Linux: Anyone know a distro that supports Realtek HDA sound?

on a Toshiba M100? So far…

Ubuntu - No
Mint - No
SuSE 10.3 - currently downloading (4.1G!!!)

I’ll go through them all if necessary, but if anyone has a pooter with an Intel board (945) and Linux which recognises Unrealtek High Definition Audio cards then I’d love to know about it.

Toshiba have dome this deliberately with this model as MS have clearly requested this Vista-only laptop be nobbled for all other OSes. XP doesn’t really work with it either.

I’d be interested to know if this fix on the Mint forums works (Mint is basically Ubuntu made a bit more pretty with non-free drivers pre-installed, so it if it works for one, it may well work for both):

Make a file called snd-hda-intel

copy these two lines into the file:

#options snd-hda-intel position_fix=2 options snd-hda-intel model=auto

Save - paste file in etc/modprobe.d

Also, Realtek offer downloadable codecs gratis from their website.

Ubuntu also has a restricted drivers manager program. It will scan your system for hardware that runs restricted drivers and then prompt you to have it install them. But I think you have to enable it first in Synaptic or APT-get.

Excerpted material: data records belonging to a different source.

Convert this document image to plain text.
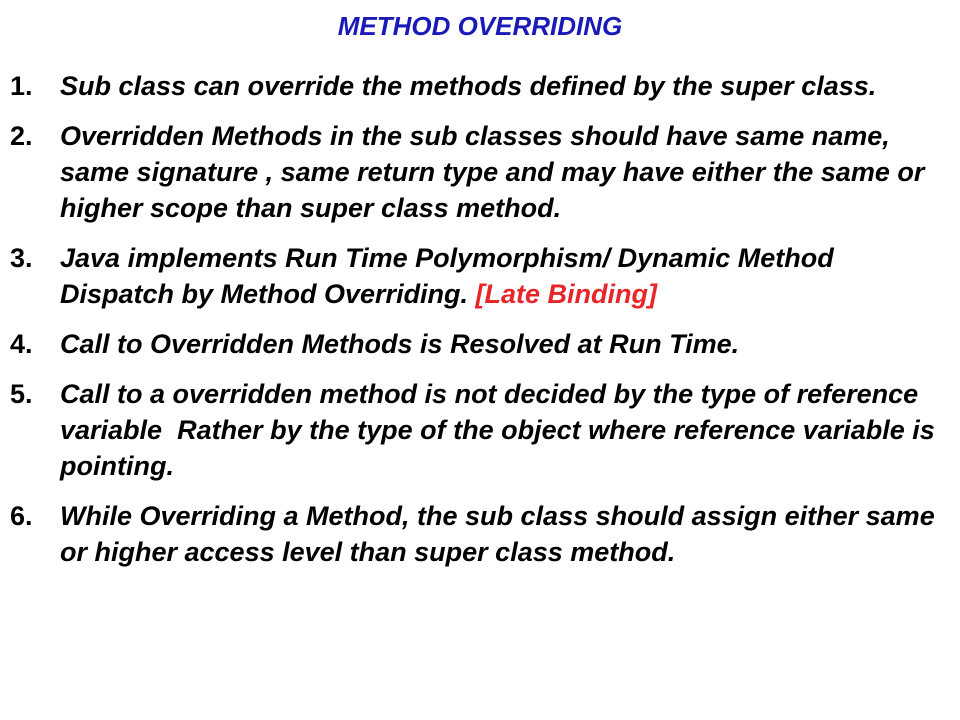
METHOD OVERRIDING
1.	Sub class can override the methods defined by the super class.
2.	Overridden Methods in the sub classes should have same name, same signature , same return type and may have either the same or higher scope than super class method.
3.	Java implements Run Time Polymorphism/ Dynamic Method Dispatch by Method Overriding. [Late Binding]
4.	Call to Overridden Methods is Resolved at Run Time.
5.	Call to a overridden method is not decided by the type of reference variable  Rather by the type of the object where reference variable is pointing.
6.	While Overriding a Method, the sub class should assign either same or higher access level than super class method.
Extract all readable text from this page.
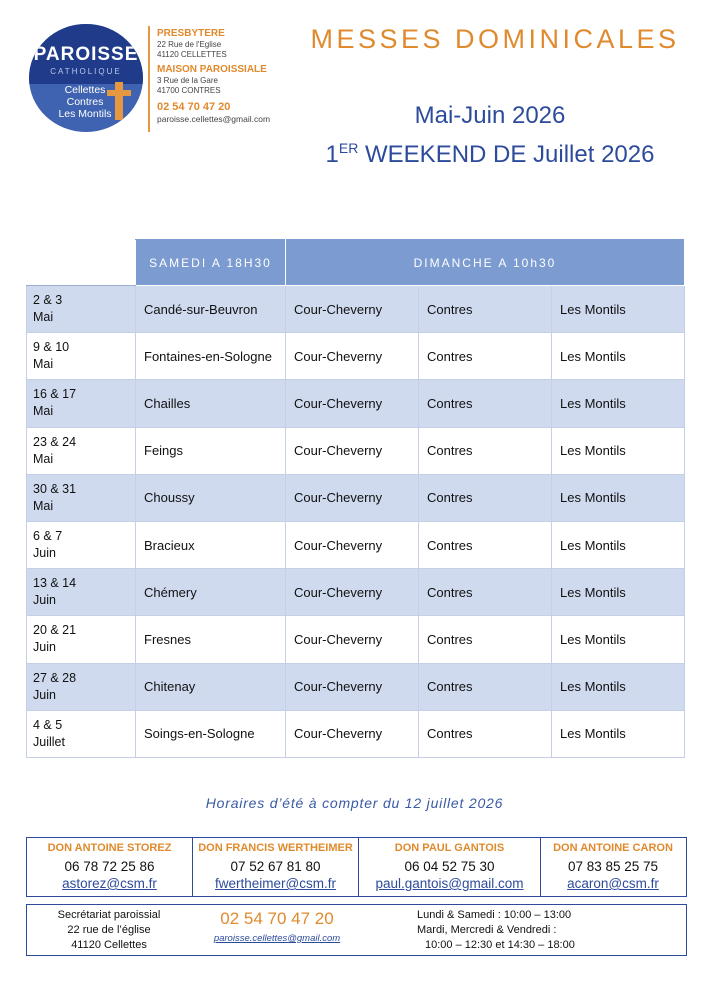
PAROISSE
CATHOLIQUE
Cellettes
Contres
Les Montils
PRESBYTERE
22 Rue de l'Eglise
41120 CELLETTES
MAISON PAROISSIALE
3 Rue de la Gare
41700 CONTRES
02 54 70 47 20
paroisse.cellettes@gmail.com
MESSES DOMINICALES
Mai-Juin 2026
1ER WEEKEND DE Juillet 2026
	SAMEDI A 18H30	DIMANCHE A 10h30		

2 & 3
Mai	Candé-sur-Beuvron	Cour-Cheverny	Contres	Les Montils

9 & 10
Mai	Fontaines-en-Sologne	Cour-Cheverny	Contres	Les Montils

16 & 17
Mai	Chailles	Cour-Cheverny	Contres	Les Montils

23 & 24
Mai	Feings	Cour-Cheverny	Contres	Les Montils

30 & 31
Mai	Choussy	Cour-Cheverny	Contres	Les Montils

6 & 7
Juin	Bracieux	Cour-Cheverny	Contres	Les Montils

13 & 14
Juin	Chémery	Cour-Cheverny	Contres	Les Montils

20 & 21
Juin	Fresnes	Cour-Cheverny	Contres	Les Montils

27 & 28
Juin	Chitenay	Cour-Cheverny	Contres	Les Montils

4 & 5
Juillet	Soings-en-Sologne	Cour-Cheverny	Contres	Les Montils
Horaires d’été à compter du 12 juillet 2026
DON ANTOINE STOREZ
06 78 72 25 86
astorez@csm.fr
DON FRANCIS WERTHEIMER
07 52 67 81 80
fwertheimer@csm.fr
DON PAUL GANTOIS
06 04 52 75 30
paul.gantois@gmail.com
DON ANTOINE CARON
07 83 85 25 75
acaron@csm.fr
Secrétariat paroissial
22 rue de l’église
41120 Cellettes
02 54 70 47 20
paroisse.cellettes@gmail.com
Lundi & Samedi : 10:00 – 13:00
Mardi, Mercredi & Vendredi :
10:00 – 12:30 et 14:30 – 18:00
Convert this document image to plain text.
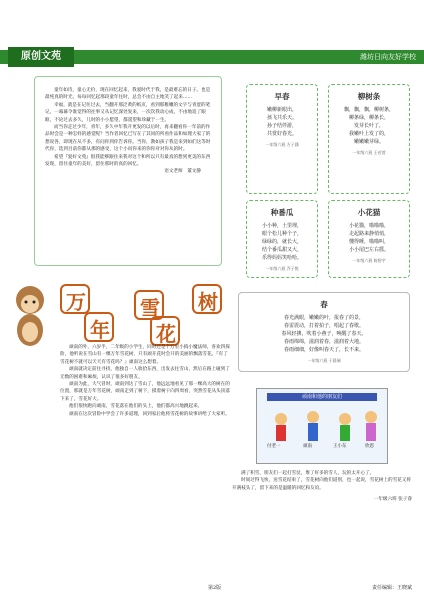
原创文苑	潍坊日向友好学校

童年如诗，童心无价，现在回忆起来，我爱时代于我，是最难忘的日子。也是最纯真的时光，每每回忆起那段童年往时，总会不由自主地笑了起来……

幸福，就是在记住过去，当翻开那泛黄的纸页，看到那稚嫩的文字与青涩的笔记，一幕幕令谁觉得的往事又从记忆深处复来，一次次我动心成，不由地追了眼眶，不论过去多久，儿时的小小愿望，都遥望和珍藏于一生。

而当你走过少年，青年，多久中年我开更发的以后时，再来翻看你一年前的作品时会是一种怎样的感觉呢？当作者回忆已写在了其同的所看作品和如理大家了的想说各，即现在从不多，有问你到你告诉你。当你，教如孩子我是来到如们这等时代你，选到目前你都从那的感受，这个小问你来的你你对对你从的时。

希望『爱好文苑』很我能够跟住来我对这个和所以只有最真的想到更美的东西发现，留住童年的美好，留住那时的真的回忆。

语文老师　董文静
早春
嫩柳新眼出，
孩飞共乐天。
孙子结伴游，
共赏好春光。
一年级六班 方子涵
柳树条
飘，飘，飘，柳树条，
柳条绿，柳条长，
发芽长叶了，
我嫩叶上发了的，
嫩嫩嫩芽绿。
一年级六班 王若萱
种番瓜
小小种，土里埋，
眼个松儿种个子，
绿绿的，就长大，
结个番瓜甜又大，
乐得妈妈笑哈哈。
一年级六班 乔子悦
小花猫
小花猫，喵喵喵，
走起路来静悄悄，
懂得睡，喵喵叫，
小小尾巴左右摇。
一年级六班 陈智宇
春
春光满眼，嫩嫩的叶，报春了的景，
春雷震动，打着拍子，唱起了春歌。
春风轻拂，吹着小燕子，唤醒了春天。
春雨绵绵，滋润着春，滋润着大地。
春雨细细，好像叫春天了，长不来。
一年级六班 于晨瑞
万
年
雪
花
树

顽南的外，六岁半，二年级的小学生，同时还是个万里小捣小魔法师，喜欢四探险，他听说在雪山有一棵万年雪花树，只有顽开花时会开的美丽的飘落雪花。『有了雪花树不就可以天天有雪花吗？』顽南这么想着。

顽南就决定前往寻找，他独自一人收拾东西，出发去往雪山，然后在路上碰到了无数的困难和麻烦，认识了很多好朋友。

顽南为此，大气冒时，顽南到达了雪山了，他远远地看见了那一棵高大的树在的位置，那就是万年雪花树，顽南走到了树下，摸着树干向四周看，突然雪花从头顶落下来了，雪花好大。

他们很快跑向顽南，雪花落在他们的头上，他们都高兴地跳起来。

顽南在这次冒险中学会了许多道理，回到家后他将雪花树的故事讲给了大家听。

顽南和他的朋友们
付老一	顽南	王小东	欣恩

满了积雪，朋友们一起打雪仗，堆了好多的雪人，玩的太开心了。

时间过得飞快，送雪花结束了，雪花树向他们道别，也一起说，雪花树上的雪花又将开满枝头了，留下来的是温暖的回忆和友谊。

一年级六班 张子睿
第2版	责任编辑：王晓斌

That should be supported in the kernel beginning with 2.6.12-r9. I believe now is 2.6.24 (at least my current version on Arch Linux) http://gentoo-wiki.com/HARDWARE_Intel_945G

Also instead of downloading the DVD from Opensuse, you can just choose a desktop (Gnome or KDE) and download the CD version.
http://software.opensuse.org/

Intel is pretty good about publishing open source drivers for linux.

If your still not getting any sound, open a terminal as root and try

alsaconf

and let this script autodetect your sound

Some people have had luck installing Ubuntu on an M100. You might want to try the new Hardy when it comes out later this month. By the way, sound should work through the headphones jack.

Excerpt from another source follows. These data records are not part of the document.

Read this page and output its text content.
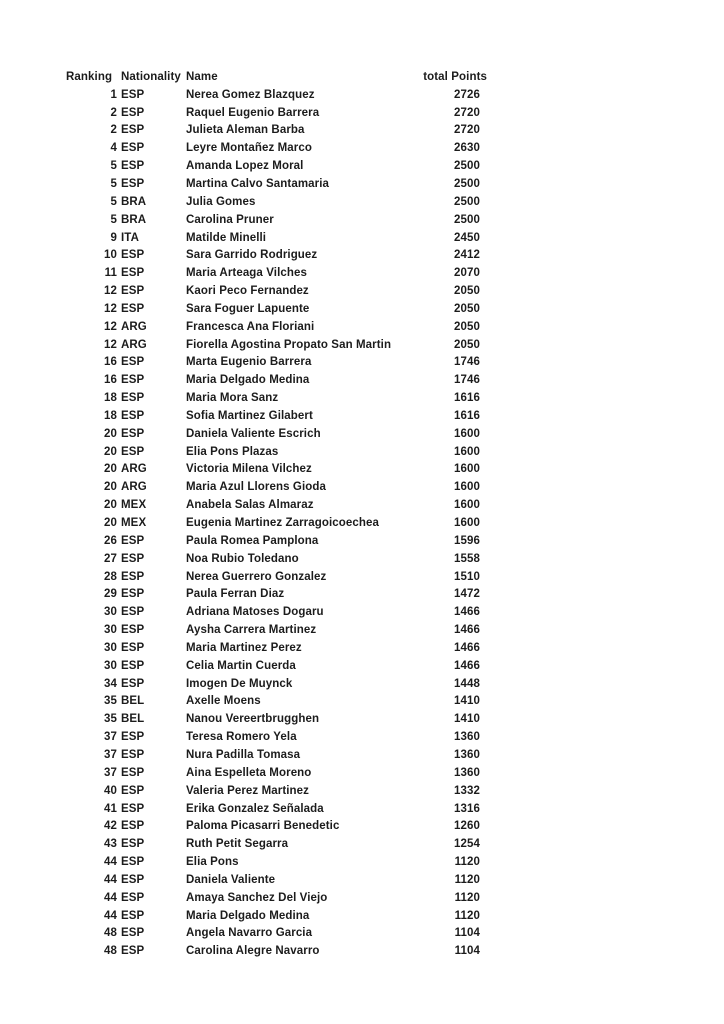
Ranking Nationality Name	total Points
1 ESP	Nerea Gomez Blazquez	2726
2 ESP	Raquel Eugenio Barrera	2720
2 ESP	Julieta Aleman Barba	2720
4 ESP	Leyre Montañez Marco	2630
5 ESP	Amanda Lopez Moral	2500
5 ESP	Martina Calvo Santamaria	2500
5 BRA	Julia Gomes	2500
5 BRA	Carolina Pruner	2500
9 ITA	Matilde Minelli	2450
10 ESP	Sara Garrido Rodriguez	2412
11 ESP	Maria Arteaga Vilches	2070
12 ESP	Kaori Peco Fernandez	2050
12 ESP	Sara Foguer Lapuente	2050
12 ARG	Francesca Ana Floriani	2050
12 ARG	Fiorella Agostina Propato San Martin	2050
16 ESP	Marta Eugenio Barrera	1746
16 ESP	Maria Delgado Medina	1746
18 ESP	Maria Mora Sanz	1616
18 ESP	Sofia Martinez Gilabert	1616
20 ESP	Daniela Valiente Escrich	1600
20 ESP	Elia Pons Plazas	1600
20 ARG	Victoria Milena Vilchez	1600
20 ARG	Maria Azul Llorens Gioda	1600
20 MEX	Anabela Salas Almaraz	1600
20 MEX	Eugenia Martinez Zarragoicoechea	1600
26 ESP	Paula Romea Pamplona	1596
27 ESP	Noa Rubio Toledano	1558
28 ESP	Nerea Guerrero Gonzalez	1510
29 ESP	Paula Ferran Diaz	1472
30 ESP	Adriana Matoses Dogaru	1466
30 ESP	Aysha Carrera Martinez	1466
30 ESP	Maria Martinez Perez	1466
30 ESP	Celia Martin Cuerda	1466
34 ESP	Imogen De Muynck	1448
35 BEL	Axelle Moens	1410
35 BEL	Nanou Vereertbrugghen	1410
37 ESP	Teresa Romero Yela	1360
37 ESP	Nura Padilla Tomasa	1360
37 ESP	Aina Espelleta Moreno	1360
40 ESP	Valeria Perez Martinez	1332
41 ESP	Erika Gonzalez Señalada	1316
42 ESP	Paloma Picasarri Benedetic	1260
43 ESP	Ruth Petit Segarra	1254
44 ESP	Elia Pons	1120
44 ESP	Daniela Valiente	1120
44 ESP	Amaya Sanchez Del Viejo	1120
44 ESP	Maria Delgado Medina	1120
48 ESP	Angela Navarro Garcia	1104
48 ESP	Carolina Alegre Navarro	1104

The blog from one guy who had Ubuntu 7.04 running:
http://linuxtroubles.blogspot.com/2007/05/installing-ubuntu-704-on-toshiba.html

Posting your question on a forum is a good way to find your answer. And contacting others with the same model notebook is a way to form a community that can help each other. I’ve got an Acer 6291 or an Asus A8Sc so I can’t specifically give advice. But I looked around and found info online that the accessory CD that may have come with your M100 should have drivers for both Windows and Linux.